Górecki Paweł, Tiuryn Jerzy
Institute of Informatics, Warsaw University Banacha 2, 02-678 Warsaw, Poland.
Bioinformatics. 2007 Jan 15;23(2):e116-22. doi: 10.1093/bioinformatics/btl296.
Inferring species phylogenies with a history of gene losses and duplications is a challenging and an important task in computational biology. This problem can be solved by duplication-loss models in which the primary step is to reconcile a rooted gene tree with a rooted species tree. Most modern methods of phylogenetic reconstruction (from sequences) produce unrooted gene trees. This limitation leads to the problem of transforming unrooted gene tree into a rooted tree, and then reconciling rooted trees. The main questions are 'What about biological interpretation of choosing rooting?', 'Can we find efficiently the optimal rootings?', 'Is the optimal rooting unique?'.
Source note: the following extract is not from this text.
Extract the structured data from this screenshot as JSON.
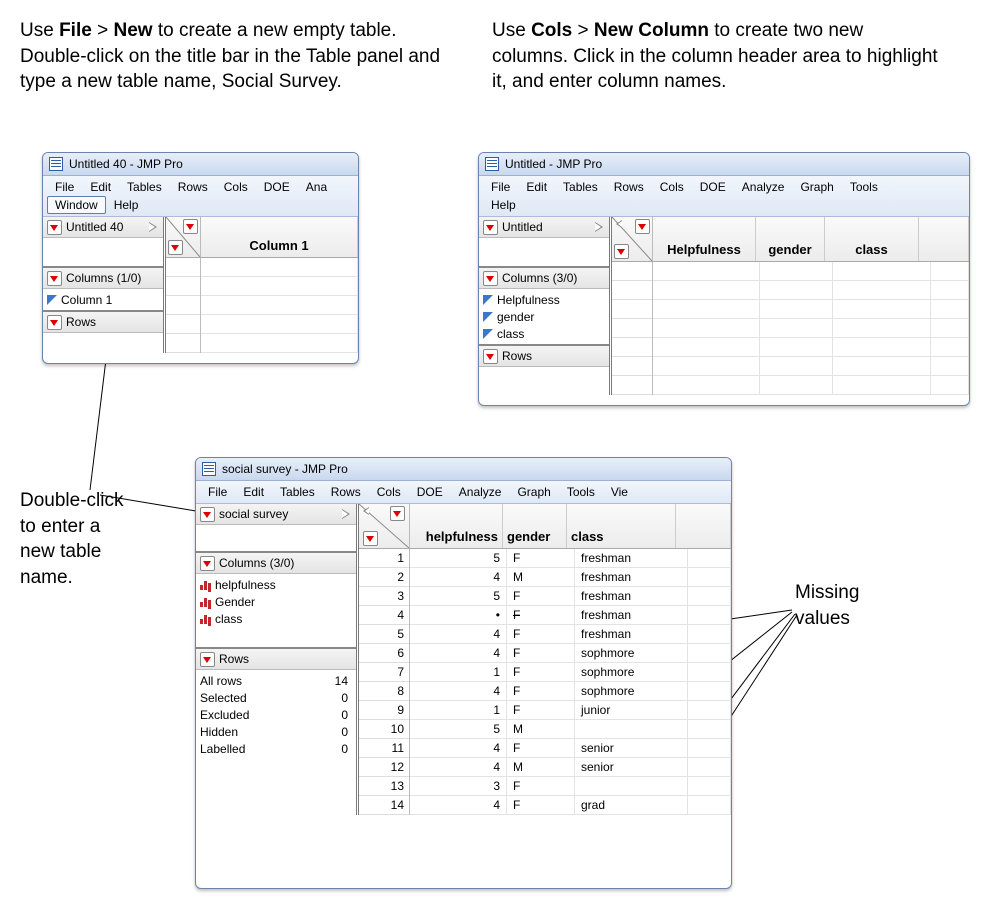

In this paper we present a model of reconciling unrooted gene tree with a rooted species tree, which is based on a concept of choosing rooting which has minimal reconciliation cost. Our analysis leads to the surprising property that all the minimal rootings have identical distributions of gene duplications and gene losses in the species tree. It implies, in our opinion, that the concept of an optimal rooting is very robust, and thus biologically meaningful. Also, it has nice computational properties. We present a linear time and space algorithm for computing optimal rooting(s). This algorithm was used in two different ways to reconstruct the optimal species phylogeny of five known yeast genomes from approximately 4700 gene trees. Moreover, we determined locations (history) of all gene duplications and gene losses in the final species tree. It is interesting to notice that the top five species trees are the same for both methods.
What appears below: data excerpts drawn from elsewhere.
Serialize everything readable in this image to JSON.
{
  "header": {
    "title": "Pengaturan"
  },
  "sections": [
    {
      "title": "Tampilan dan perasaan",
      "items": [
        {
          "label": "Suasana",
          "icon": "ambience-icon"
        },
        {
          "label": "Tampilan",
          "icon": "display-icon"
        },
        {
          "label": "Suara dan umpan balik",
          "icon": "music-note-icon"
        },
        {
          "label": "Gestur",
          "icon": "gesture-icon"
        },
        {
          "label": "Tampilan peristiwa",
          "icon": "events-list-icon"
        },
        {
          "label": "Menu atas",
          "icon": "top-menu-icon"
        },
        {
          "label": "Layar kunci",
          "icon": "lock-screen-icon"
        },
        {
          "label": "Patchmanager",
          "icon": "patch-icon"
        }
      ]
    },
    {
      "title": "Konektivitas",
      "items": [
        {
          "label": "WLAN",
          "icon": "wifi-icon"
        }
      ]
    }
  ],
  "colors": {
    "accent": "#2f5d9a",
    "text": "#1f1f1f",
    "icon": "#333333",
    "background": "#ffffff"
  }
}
Software and documentation are freely available from http://bioputer.mimuw.edu.pl/~gorecki/urec
推断具有基因丢失和复制历史的物种系统发育是计算生物学中一项具有挑战性且重要的任务。这个问题可以通过复制 - 丢失模型来解决,其中主要步骤是将有根基因树与有根物种树进行协调。大多数现代系统发育重建方法(从序列)产生无根基因树。这种局限性导致了将无根基因树转换为有根树,然后协调有根树的问题。主要问题是“选择根的生物学解释是什么?”“我们能否有效地找到最优根?”“最优根是唯一的吗?”
在本文中,我们提出了一种将无根基因树与有根物种树进行协调的模型,该模型基于选择具有最小协调成本的根的概念。我们的分析得出了一个令人惊讶的特性,即所有最小根在物种树中具有相同的基因复制和基因丢失分布。我们认为,这意味着最优根的概念非常稳健,因此具有生物学意义。此外,它具有良好的计算特性。我们提出了一种线性时间和空间算法来计算最优根。该算法以两种不同方式用于从大约4700个基因树重建五个已知酵母基因组的最优物种系统发育。此外,我们确定了最终物种树中所有基因复制和基因丢失的位置(历史)。有趣的是,两种方法得到的前五个物种树是相同的。